Recently, a large number of Americans have been using Chapter 13 bankruptcy as a way to stop foreclosure and eliminate debt. Because the growth of Chapter 13, many people are questioning the changes to the bankruptcy code were more for the reason of allowing a bankruptcy attorney to charge more for bankruptcy cases. Some have gone as far as to say that they believed attorneys were steering their clients away from Chapter 7 bankruptcy and into Chapter 13 so they can charge higher fees. While it does sound suspect, I don’t believe a bankruptcy attorney would go through that much trouble to make a few extra bucks.
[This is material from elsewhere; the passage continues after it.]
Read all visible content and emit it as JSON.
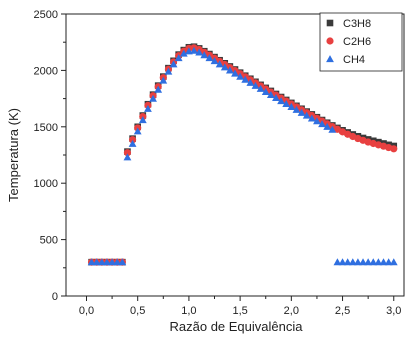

A Chapter 13 bankruptcy is very involved and the client is attached to the hip of the bankruptcy attorney for up to five years. This doesn’t sound like a picnic for the attorney either.
Since the changes to the bankruptcy code back in 2005, an individual filing bankruptcy is required to qualify to file Chapter 7 bankruptcy. To qualify to file Chapter 7 one must pass the means test. Basically, the means test takes the last six months income, divides it by six and multiplies it by 12. This will give the annual average income for the individual filing bankruptcy. This amount will be compared to the median income chart in the state the person resides. One thing that most people don’t consider is the bankruptcy court looks at household income, not individual income. So if the person has a spouse working, their income must be included also even if one is filing separately. But this is not all, even though the person may make less than the median income, they need to also complete an income and household expense report. This is where the person will include all their monthly expenses from rent, food, clothes and any medical expenses etc.. The person cannot include any payments to creditors as expenses. If a person has more than $170 of expendable income, they might be forced into a Chapter 13 bankruptcy. This is not the fault of the bankruptcy attorney, but it is the bankruptcy law. Many attorneys will try and make sure the person understands the importance of including ALL their expenses. This is a problem area that many do-it-yourselfers filing bankruptcy short themselves and end up having a bankruptcy trustee trying to push them into a Chapter 13.
The bankruptcy attorney has to work with the numbers that are given to them. They can explain the bankruptcy code until they’re blue in the face, but if the client doesn’t qualify either because they make too much money or they don’t have enough household expenses, it looks like filing Chapter 13 bankruptcy is their only option. In some cases, depending on the career a person has, the bankruptcy attorney can hold off on filing bankruptcy to a time of the year when the individual makes less money. This is typical with people who work for commission like a realtor. People need to get over the idea that an attorney is misdirecting them for financial gain. The numbers speak for themselves and if someone doesn’t qualify to file Chapter 7 bankruptcy the only other option is Chapter 13.